Saat
tsunami melanda, Mesjid ini merupakan Mesjid yang sangat beruntung dari sekian
banyak objek wisata yang hancur tersapu gelombang. Sekalipun gelombang tsunami
sampai ke daerah ini bahkan ke pelataran Mesjid, namun tsunami tidak
menghancurkan bangunan Mesjid ini. Mesjid ini tetap berdiri kokoh ditengah
hancurnya suasana kota. Mesjid ini hanya mengalami sedikit kerusakan yang tidak
berarti.
Rumah Cut Nyak Dien
Rumah
Cut Nyak Dien ini, terletak di kawasan yang parah dihantam tsunami.

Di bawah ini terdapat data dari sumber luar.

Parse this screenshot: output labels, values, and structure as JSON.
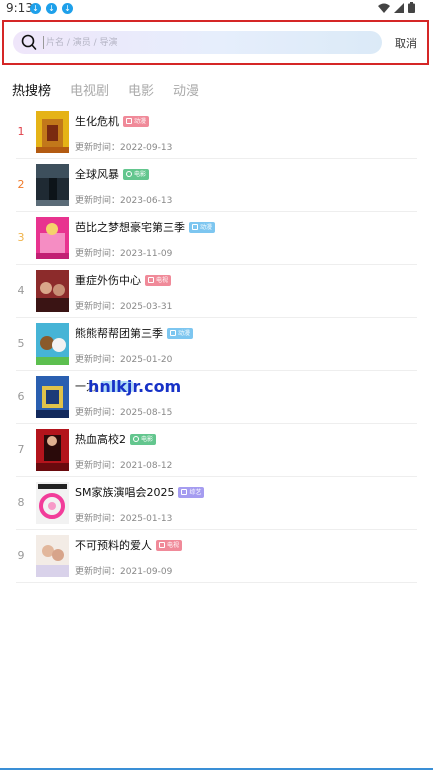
{
  "status_bar": {
    "time": "9:13",
    "download_icons": [
      "download-icon",
      "download-icon",
      "download-icon"
    ]
  },
  "search": {
    "placeholder": "片名 / 演员 / 导演",
    "cancel_label": "取消"
  },
  "tabs": [
    {
      "label": "热搜榜",
      "active": true
    },
    {
      "label": "电视剧",
      "active": false
    },
    {
      "label": "电影",
      "active": false
    },
    {
      "label": "动漫",
      "active": false
    }
  ],
  "update_prefix": "更新时间：",
  "items": [
    {
      "rank": "1",
      "title": "生化危机",
      "badge": "动漫",
      "update": "2022-09-13",
      "rank_color": "#e0404a",
      "badge_color": "#f08a99"
    },
    {
      "rank": "2",
      "title": "全球风暴",
      "badge": "电影",
      "update": "2023-06-13",
      "rank_color": "#f07a2a",
      "badge_color": "#63c68e"
    },
    {
      "rank": "3",
      "title": "芭比之梦想豪宅第三季",
      "badge": "动漫",
      "update": "2023-11-09",
      "rank_color": "#f0b34a",
      "badge_color": "#7dc6f0"
    },
    {
      "rank": "4",
      "title": "重症外伤中心",
      "badge": "电视",
      "update": "2025-03-31",
      "rank_color": "#999999",
      "badge_color": "#f08a99"
    },
    {
      "rank": "5",
      "title": "熊熊帮帮团第三季",
      "badge": "动漫",
      "update": "2025-01-20",
      "rank_color": "#999999",
      "badge_color": "#7dc6f0"
    },
    {
      "rank": "6",
      "title": "一力",
      "badge": "",
      "update": "2025-08-15",
      "rank_color": "#999999",
      "badge_color": "#7dc6f0"
    },
    {
      "rank": "7",
      "title": "热血高校2",
      "badge": "电影",
      "update": "2021-08-12",
      "rank_color": "#999999",
      "badge_color": "#63c68e"
    },
    {
      "rank": "8",
      "title": "SM家族演唱会2025",
      "badge": "综艺",
      "update": "2025-01-13",
      "rank_color": "#999999",
      "badge_color": "#a59cf0"
    },
    {
      "rank": "9",
      "title": "不可预料的爱人",
      "badge": "电视",
      "update": "2021-09-09",
      "rank_color": "#999999",
      "badge_color": "#f08a99"
    }
  ],
  "watermark": "hnlkjr.com",
  "colors": {
    "accent_frame": "#d52626",
    "rank_1": "#e0404a",
    "rank_2": "#f07a2a",
    "rank_3": "#f0b34a"
  }
}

Pada saat
tsunami, rumah Cut Nyak Dien ikut terkena air, dan air memasuki rumah sehingga
banyak barang-barang yang rusak. Bahkan
Orang-orang dari kampong disekitarnya banyak yang mengungsi di atap rumah ini,
hingga atapnya mengalami kerusakan parah sehingga atapnya perlu diganti. Sekalipun gelombang tsunami
memasuki daerah ini, namun keberadaannya masih tetap dipertahankan hingga saat
ini. Pemerintah telah memperbaiki segala kerusakannya, tetapi tetap tidak mengurangi nilai sejarahnya.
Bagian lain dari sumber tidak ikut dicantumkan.